Фараон почувствовал, как его внутренности выворачивает наизнанку. Желудок свело спазмом, подвело ещё раз. Он с трудом сдержался. Тошнота давила, никак не хотела отступать. На счастье, он давно уже ничего не ел.

Рамсес ощутил слабость, от которой подкашивались ноги, и темнело в глазах. Вчерашнее необычайное единение с богами ушло. Сейчас он был просто человек, слабый и жалкий, страдающий от немощи собственной плоти.

— Проваливай отсюда, Менна. И не смей показываться мне на глаза, пока носишь при себе эту дрянь.

Он брезгливо указал на отрубленную кисть. Менна отшатнулся, услышав необычную грубость царственного приятеля, лучшего друга с детских лет.

Так вновь фараон остался один. Тогда и принял он решение, о котором наутро узнали все. И его воины. И хетты, которые увидели, как войско мицрим сворачивает лагерь и уходит обратно на юг. Оставляя им поле недавней битвы.

* * *

Остро отточенная палочка из слоновой кости мелькала в руках писца, оставляя россыпь чёрточек на сырой глине. На первый взгляд, для людей несведущих, клинописные знаки напоминали следы воробьиных лапок, беспорядочно рассыпанные по табличке. Но только не для писца царского архива, прекрасно владевшего грамотой, причём не на одном языке, а сразу на многих.

Сначала слева направо, так шёл первый ряд знаков. Потом писец доходил до края таблички, и клинописные чёрточки шли в противоположную сторону, справа налево. Для того, чтобы на противоположном краю глиняного листа развернуться и снова пойти обратно. А что, всё понятно! И всяко уж мудрее письма мицрим, где направление чтения надо сначала определить по тому, куда смотрят изображения богов, людей и животных.

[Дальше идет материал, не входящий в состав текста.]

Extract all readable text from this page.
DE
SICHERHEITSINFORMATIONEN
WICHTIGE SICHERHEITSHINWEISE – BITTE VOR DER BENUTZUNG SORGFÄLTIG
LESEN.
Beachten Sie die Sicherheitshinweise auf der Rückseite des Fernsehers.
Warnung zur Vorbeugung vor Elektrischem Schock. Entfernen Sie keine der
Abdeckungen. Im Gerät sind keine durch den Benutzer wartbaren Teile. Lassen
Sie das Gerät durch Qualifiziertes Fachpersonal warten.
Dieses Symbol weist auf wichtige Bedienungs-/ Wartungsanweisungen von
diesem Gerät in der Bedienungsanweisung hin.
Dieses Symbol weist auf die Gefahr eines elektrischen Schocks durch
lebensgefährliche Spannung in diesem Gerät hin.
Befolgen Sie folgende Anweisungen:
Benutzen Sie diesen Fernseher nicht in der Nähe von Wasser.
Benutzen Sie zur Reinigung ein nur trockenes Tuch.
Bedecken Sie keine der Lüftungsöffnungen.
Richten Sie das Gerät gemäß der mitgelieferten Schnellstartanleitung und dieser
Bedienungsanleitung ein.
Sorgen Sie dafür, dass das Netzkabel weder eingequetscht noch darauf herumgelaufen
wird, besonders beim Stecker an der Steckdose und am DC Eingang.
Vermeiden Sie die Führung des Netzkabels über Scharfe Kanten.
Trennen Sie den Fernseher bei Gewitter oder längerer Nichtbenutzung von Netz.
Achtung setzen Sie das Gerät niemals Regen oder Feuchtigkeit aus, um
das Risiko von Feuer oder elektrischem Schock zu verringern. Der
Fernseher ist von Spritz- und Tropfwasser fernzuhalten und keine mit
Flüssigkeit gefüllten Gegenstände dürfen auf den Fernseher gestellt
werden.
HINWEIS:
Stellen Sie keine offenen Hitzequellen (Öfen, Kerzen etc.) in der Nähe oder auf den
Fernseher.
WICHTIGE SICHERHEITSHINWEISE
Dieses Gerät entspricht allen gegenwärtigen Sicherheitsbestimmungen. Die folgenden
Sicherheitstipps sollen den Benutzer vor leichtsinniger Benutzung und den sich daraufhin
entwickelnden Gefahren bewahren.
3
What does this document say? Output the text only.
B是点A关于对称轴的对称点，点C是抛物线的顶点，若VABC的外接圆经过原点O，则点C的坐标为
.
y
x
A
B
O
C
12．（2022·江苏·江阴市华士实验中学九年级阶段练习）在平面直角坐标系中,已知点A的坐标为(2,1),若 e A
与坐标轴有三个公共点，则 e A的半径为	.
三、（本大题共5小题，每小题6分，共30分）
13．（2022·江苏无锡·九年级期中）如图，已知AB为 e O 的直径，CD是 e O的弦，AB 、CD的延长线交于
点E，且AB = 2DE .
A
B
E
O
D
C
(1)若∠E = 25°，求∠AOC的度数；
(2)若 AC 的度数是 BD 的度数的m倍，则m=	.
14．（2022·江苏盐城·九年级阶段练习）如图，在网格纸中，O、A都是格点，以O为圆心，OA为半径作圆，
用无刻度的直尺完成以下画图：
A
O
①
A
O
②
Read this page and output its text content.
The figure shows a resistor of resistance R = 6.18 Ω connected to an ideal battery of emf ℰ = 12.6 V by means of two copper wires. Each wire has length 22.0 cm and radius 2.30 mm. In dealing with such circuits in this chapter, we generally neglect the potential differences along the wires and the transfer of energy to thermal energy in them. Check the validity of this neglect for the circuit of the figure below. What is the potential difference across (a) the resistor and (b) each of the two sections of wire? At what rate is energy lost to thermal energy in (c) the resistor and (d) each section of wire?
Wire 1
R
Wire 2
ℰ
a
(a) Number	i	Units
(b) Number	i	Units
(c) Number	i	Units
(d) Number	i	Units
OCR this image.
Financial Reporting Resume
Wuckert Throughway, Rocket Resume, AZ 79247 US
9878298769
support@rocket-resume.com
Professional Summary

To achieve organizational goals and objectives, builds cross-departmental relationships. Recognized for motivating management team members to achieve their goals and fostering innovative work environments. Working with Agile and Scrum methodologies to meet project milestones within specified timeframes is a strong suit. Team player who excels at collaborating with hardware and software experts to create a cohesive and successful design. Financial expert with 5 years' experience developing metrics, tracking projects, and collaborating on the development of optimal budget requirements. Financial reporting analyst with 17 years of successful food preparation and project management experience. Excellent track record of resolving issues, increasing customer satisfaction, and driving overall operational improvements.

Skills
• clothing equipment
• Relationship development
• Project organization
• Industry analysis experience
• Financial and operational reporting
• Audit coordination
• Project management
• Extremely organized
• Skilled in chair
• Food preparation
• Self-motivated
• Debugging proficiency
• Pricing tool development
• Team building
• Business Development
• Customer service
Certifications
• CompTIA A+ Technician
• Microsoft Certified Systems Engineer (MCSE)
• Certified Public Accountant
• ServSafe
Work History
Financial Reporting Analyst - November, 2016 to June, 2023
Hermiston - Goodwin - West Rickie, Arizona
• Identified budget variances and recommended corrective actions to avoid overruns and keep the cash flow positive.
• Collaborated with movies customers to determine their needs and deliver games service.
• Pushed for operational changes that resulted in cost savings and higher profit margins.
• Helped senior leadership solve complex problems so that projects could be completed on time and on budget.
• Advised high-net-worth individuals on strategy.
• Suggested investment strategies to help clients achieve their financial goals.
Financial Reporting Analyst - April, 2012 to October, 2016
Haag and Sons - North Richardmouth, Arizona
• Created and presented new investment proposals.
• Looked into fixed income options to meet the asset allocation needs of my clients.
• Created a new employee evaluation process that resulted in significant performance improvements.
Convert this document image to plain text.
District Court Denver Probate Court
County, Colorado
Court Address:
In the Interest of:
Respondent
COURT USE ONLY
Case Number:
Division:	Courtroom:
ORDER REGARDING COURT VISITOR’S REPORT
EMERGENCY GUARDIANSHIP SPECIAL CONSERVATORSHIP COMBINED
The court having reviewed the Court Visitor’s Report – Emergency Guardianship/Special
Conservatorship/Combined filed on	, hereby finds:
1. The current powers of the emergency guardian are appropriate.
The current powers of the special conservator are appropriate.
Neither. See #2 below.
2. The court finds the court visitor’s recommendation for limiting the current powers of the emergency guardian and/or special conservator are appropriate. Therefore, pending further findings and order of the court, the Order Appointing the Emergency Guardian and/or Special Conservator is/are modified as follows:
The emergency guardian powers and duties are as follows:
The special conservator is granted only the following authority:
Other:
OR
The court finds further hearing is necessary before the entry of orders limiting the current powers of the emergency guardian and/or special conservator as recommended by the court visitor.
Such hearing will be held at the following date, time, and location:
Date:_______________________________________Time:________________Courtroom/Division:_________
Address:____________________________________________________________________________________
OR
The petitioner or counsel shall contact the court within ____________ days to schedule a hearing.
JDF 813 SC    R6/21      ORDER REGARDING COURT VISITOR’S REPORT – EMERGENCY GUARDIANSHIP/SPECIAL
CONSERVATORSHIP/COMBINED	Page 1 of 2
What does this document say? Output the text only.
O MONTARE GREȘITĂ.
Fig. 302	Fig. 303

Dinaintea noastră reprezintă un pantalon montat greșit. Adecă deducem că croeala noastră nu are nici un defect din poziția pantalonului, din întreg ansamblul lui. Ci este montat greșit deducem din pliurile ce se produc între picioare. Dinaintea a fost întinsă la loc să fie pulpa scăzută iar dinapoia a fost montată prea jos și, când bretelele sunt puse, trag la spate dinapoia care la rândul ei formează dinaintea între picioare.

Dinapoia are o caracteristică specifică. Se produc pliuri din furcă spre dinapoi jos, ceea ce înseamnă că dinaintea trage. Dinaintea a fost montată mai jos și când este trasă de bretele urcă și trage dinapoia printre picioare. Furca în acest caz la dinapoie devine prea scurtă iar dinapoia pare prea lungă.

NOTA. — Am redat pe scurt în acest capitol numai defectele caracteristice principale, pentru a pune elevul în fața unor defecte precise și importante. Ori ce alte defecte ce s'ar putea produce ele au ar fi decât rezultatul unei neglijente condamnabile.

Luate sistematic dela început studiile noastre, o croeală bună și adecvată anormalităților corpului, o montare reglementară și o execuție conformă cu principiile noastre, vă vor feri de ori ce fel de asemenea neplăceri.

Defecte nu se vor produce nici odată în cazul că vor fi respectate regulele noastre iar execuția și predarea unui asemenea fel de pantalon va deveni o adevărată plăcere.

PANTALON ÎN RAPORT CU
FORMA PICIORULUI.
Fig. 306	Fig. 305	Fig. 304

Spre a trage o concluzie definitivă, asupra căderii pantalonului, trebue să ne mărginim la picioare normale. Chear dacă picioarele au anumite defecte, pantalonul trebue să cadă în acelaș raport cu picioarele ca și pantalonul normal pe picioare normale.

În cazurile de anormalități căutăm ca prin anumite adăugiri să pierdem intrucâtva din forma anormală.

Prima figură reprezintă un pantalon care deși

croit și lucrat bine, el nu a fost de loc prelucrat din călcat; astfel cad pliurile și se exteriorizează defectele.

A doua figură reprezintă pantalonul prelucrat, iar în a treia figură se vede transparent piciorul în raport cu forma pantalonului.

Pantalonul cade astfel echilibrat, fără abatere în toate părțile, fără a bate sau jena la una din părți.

И получается быстро, писец успевал записывать за царём, то, что приходило правителю на ум. Муваталли сосредоточенно диктовал писцу, с самого утра и почти до полудня. Уже не первая табличка была заполнена, приказы хеттского правителя, вернувшего власть над неверными подданными Амурру, сыпались один за другим.

— А изменника Бентешину повесить на собственных воротах, — диктовал царь.

— Брат! Не торопись!

Хаттусили тут же, почти бегом подскочил к трону правителя Амурру, который занимал лабарна.

Мешеди, стоявшие у трона в полном вооружении, даже не дёрнулись.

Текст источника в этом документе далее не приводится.